F Amzica et al. Neuroscience. 1996 May.

Abstract

Phasic events, termed ponto-geniculo-occipital potentials, appear in the brainstem, thalamus and cerebral cortex during rapid eye movement sleep. In the cat, the species of choice for ponto-geniculo-occipital studies, these field potentials are usually recorded from the lateral geniculate thalamic nucleus and visual cortex. However, the fact that brainstem cholinergic neurons play a crucial role in the transfer of ponto-geniculo-occipital potentials to the thalamus, coupled with the evidence that mesopontine tegmental neurons project to virtually all thalamic nuclei, together explain why ponto-geniculo-occipital potentials are recorded over widespread territories, beyond the visual thalamocortical system.

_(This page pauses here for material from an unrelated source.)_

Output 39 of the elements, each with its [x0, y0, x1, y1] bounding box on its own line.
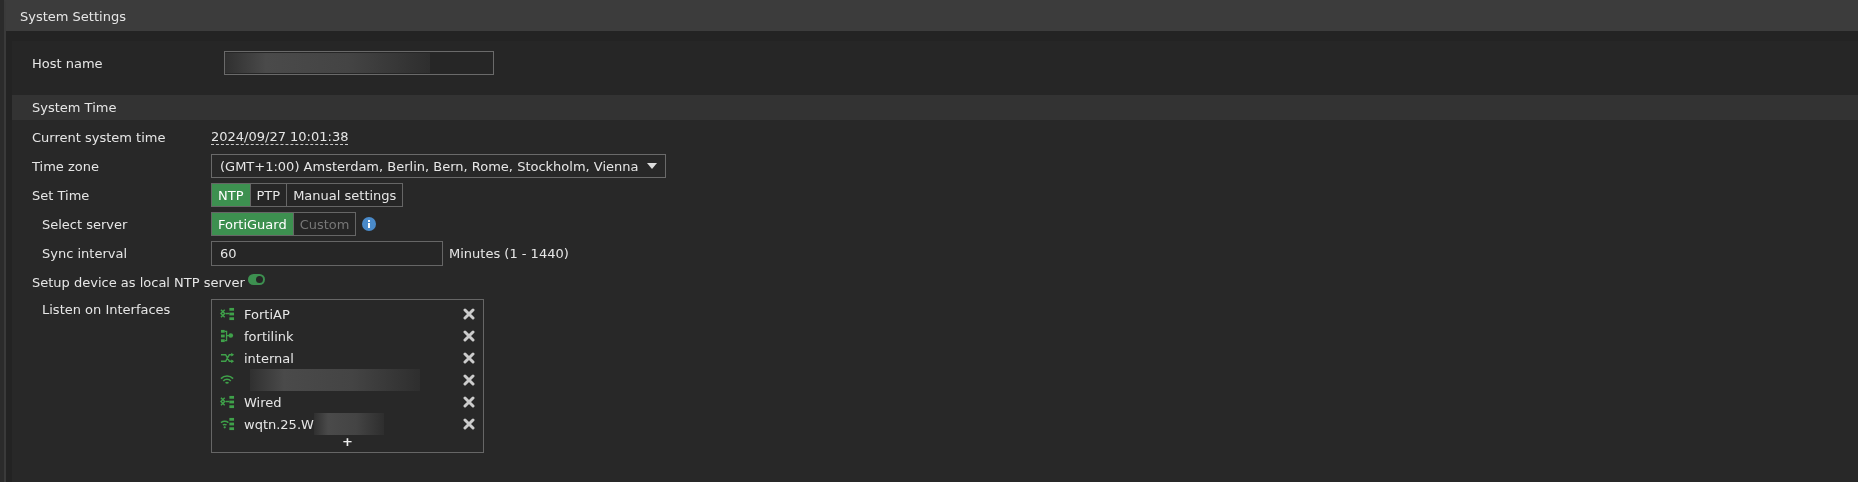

Here we demonstrate, by means of multi-site unit and field potential recordings from sensory, motor and association cortical areas in behaving cats, that: (i) ponto-geniculo-occipital potentials appear synchronously over the neocortex; and (ii) that their cortical synchronization develops progressively from the period preceding rapid eye movement sleep by 30-90 s (pre-rapid eye movement), to reach the highest degree of intracortical coherence during later epochs of rapid eye movement sleep. We propose that the widespread coherence of cortical ponto-geniculo-occipital potentials underlies the synchronization of fast oscillations (30-40 Hz) during rapid eye movement sleep over many, functionally distinct cortical territories implicated in dreaming, as brainstem-induced ponto-geniculo-occipital-like potentials are consistently followed by such fast oscillations.